During the early 1970s, de Hory again decided to resume painting, hoping to exploit his newfound fame: this time, he would sell his own, original work. While he had gained some recognition in the art world, he made little profit, and he soon learned that French authorities were attempting to extradite him to stand trial on fraud charges. This took quite some time, as Spain and France had no extradition treaty at that time.

On December 11, 1976, de Hory's live-in bodyguard and companion Mark Forgy informed him that the Spanish government had agreed to extradite de Hory to France. Shortly thereafter, de Hory took an overdose of sleeping pills, and asked Forgy to accept his decision and not intervene or prevent him from taking his life. However, Forgy later went for help to take de Hory to a local hospital, though en route he died in Forgy's arms. Clifford Irving has expressed doubts about de Hory's death, claiming that he may have faked his own suicide in order to escape extradition, but Forgy has dismissed this theory.

== In popular culture ==
- Real Fake: The Art, Life and Crimes of Elmyr de Hory, a documentary by Jeff Oppenheim distributed by Gravitas Ventures, 2018
- Elmyr de Hory, le faussaire du siecle was produced by Dominique Barneaud and Jeff Oppenheim for Arte TV, 2017
- Intent to Deceive – Fakes and Forgeries in the Art World (2014–2015) an exhibition including works by de Hory, curated by Colette Loll.
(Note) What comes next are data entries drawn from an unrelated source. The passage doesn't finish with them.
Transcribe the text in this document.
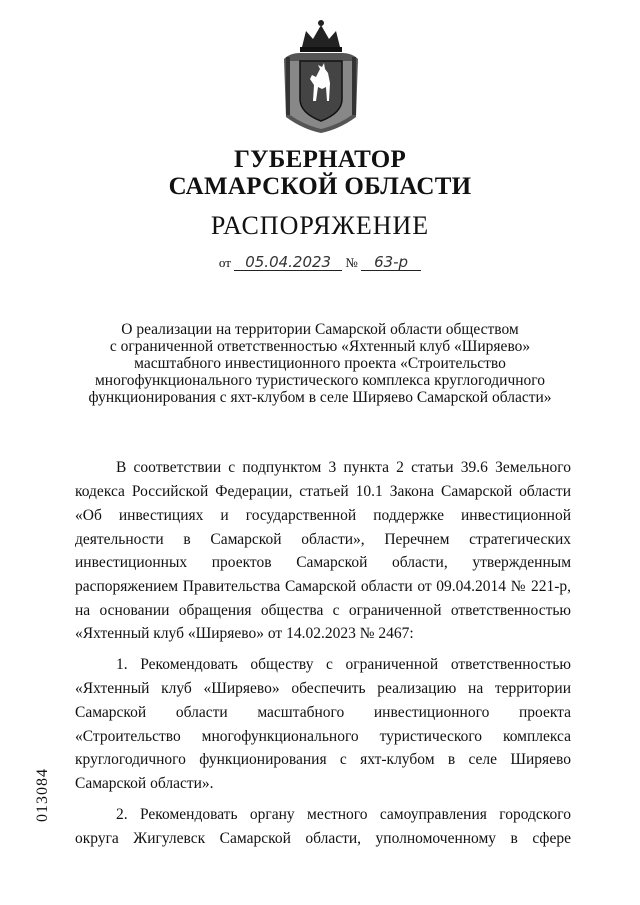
ГУБЕРНАТОР
САМАРСКОЙ ОБЛАСТИ
РАСПОРЯЖЕНИЕ
от 05.04.2023 № 63-р
О реализации на территории Самарской области обществом
с ограниченной ответственностью «Яхтенный клуб «Ширяево»
масштабного инвестиционного проекта «Строительство
многофункционального туристического комплекса круглогодичного
функционирования с яхт-клубом в селе Ширяево Самарской области»
В соответствии с подпунктом 3 пункта 2 статьи 39.6 Земельного
кодекса Российской Федерации, статьей 10.1 Закона Самарской области
«Об инвестициях и государственной поддержке инвестиционной
деятельности в Самарской области», Перечнем стратегических
инвестиционных проектов Самарской области, утвержденным
распоряжением Правительства Самарской области от 09.04.2014 № 221-р,
на основании обращения общества с ограниченной ответственностью
«Яхтенный клуб «Ширяево» от 14.02.2023 № 2467:
1. Рекомендовать обществу с ограниченной ответственностью
«Яхтенный клуб «Ширяево» обеспечить реализацию на территории
Самарской области масштабного инвестиционного проекта
«Строительство многофункционального туристического комплекса
круглогодичного функционирования с яхт-клубом в селе Ширяево
Самарской области».
2. Рекомендовать органу местного самоуправления городского
округа Жигулевск Самарской области, уполномоченному в сфере
013084
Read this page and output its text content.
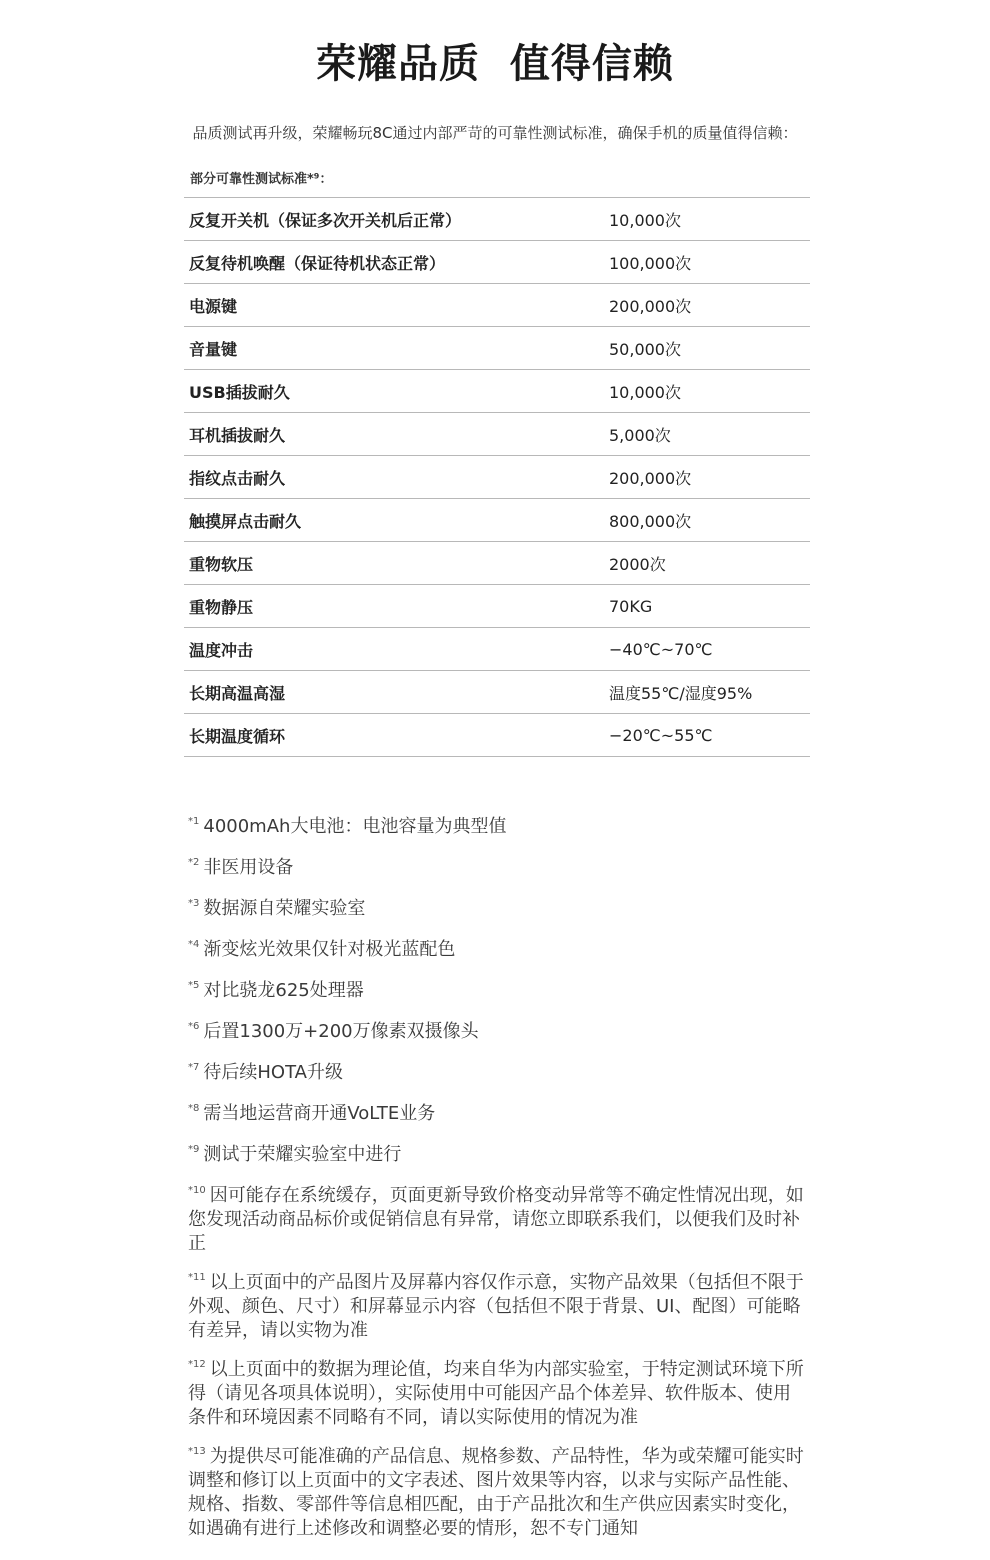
荣耀品质  值得信赖

品质测试再升级，荣耀畅玩8C通过内部严苛的可靠性测试标准，确保手机的质量值得信赖：

部分可靠性测试标准*⁹：
反复开关机（保证多次开关机后正常）	10,000次
反复待机唤醒（保证待机状态正常）	100,000次
电源键	200,000次
音量键	50,000次
USB插拔耐久	10,000次
耳机插拔耐久	5,000次
指纹点击耐久	200,000次
触摸屏点击耐久	800,000次
重物软压	2000次
重物静压	70KG
温度冲击	−40℃~70℃
长期高温高湿	温度55℃/湿度95%
长期温度循环	−20℃~55℃
$^{*1}$ 4000mAh大电池：电池容量为典型值
$^{*2}$ 非医用设备
$^{*3}$ 数据源自荣耀实验室
$^{*4}$ 渐变炫光效果仅针对极光蓝配色
$^{*5}$ 对比骁龙625处理器
$^{*6}$ 后置1300万+200万像素双摄像头
$^{*7}$ 待后续HOTA升级
$^{*8}$ 需当地运营商开通VoLTE业务
$^{*9}$ 测试于荣耀实验室中进行
$^{*10}$ 因可能存在系统缓存，页面更新导致价格变动异常等不确定性情况出现，如您发现活动商品标价或促销信息有异常，请您立即联系我们，以便我们及时补正
$^{*11}$ 以上页面中的产品图片及屏幕内容仅作示意，实物产品效果（包括但不限于外观、颜色、尺寸）和屏幕显示内容（包括但不限于背景、UI、配图）可能略有差异，请以实物为准
$^{*12}$ 以上页面中的数据为理论值，均来自华为内部实验室，于特定测试环境下所得（请见各项具体说明），实际使用中可能因产品个体差异、软件版本、使用条件和环境因素不同略有不同，请以实际使用的情况为准
$^{*13}$ 为提供尽可能准确的产品信息、规格参数、产品特性，华为或荣耀可能实时调整和修订以上页面中的文字表述、图片效果等内容，以求与实际产品性能、规格、指数、零部件等信息相匹配，由于产品批次和生产供应因素实时变化，如遇确有进行上述修改和调整必要的情形，恕不专门通知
- The Forger's Apprentice – The Musical – (2015) written by Mark Forgy, Kevin Bowen , and C. S. McNerlin.
- The Forger's Apprentice – (2013) written by Mark Forgy and Kevin Bowen . Performed at the 2013 Minnesota Fringe Festival.
- Portrait Of An Unidentified Man – (2011) a one-man play written and performed by Pierre Brault about de Hory.
- National Public Radio – US (2014) Snap Judgment, interview with Mark Forgy . Podcast available at: snapjudgment.org/elmyr
- Orson Welles' documentary F for Fake (Vérités et mensonges) concerns de Hory
- A restaurant in Atlanta's Little Five Points is named Elmyr for him and its walls are covered in fakes of famous paintings.
- The song No More Heroes, by British punk rock band The Stranglers, mentions de Hory in the line, "whatever happened to the Great Elmyr(a)?", but it is unclear if this is an error, an intentional feminization, or "Elmyr" with a separate exclamation after.
- A character based on de Hory appears in the incomplete final Tintin story Tintin and Alph-Art.
- Hory is also mentioned in Dale Basye's Fibble: where the lying kids go, the fourth in the series.
- In Fate/Strange Fake, the Caster servant, whose ability entails modifying and recreating legends, states that if you wanted someone to recreate legends without limit, you would have to call de Hory.
- The documentary Almost True: The Noble Art of Forgery (1997).
- Season 3 Episode 5 of the Bad Gays podcast, a history podcast about evil and complicated queer people, covers de Hory's life.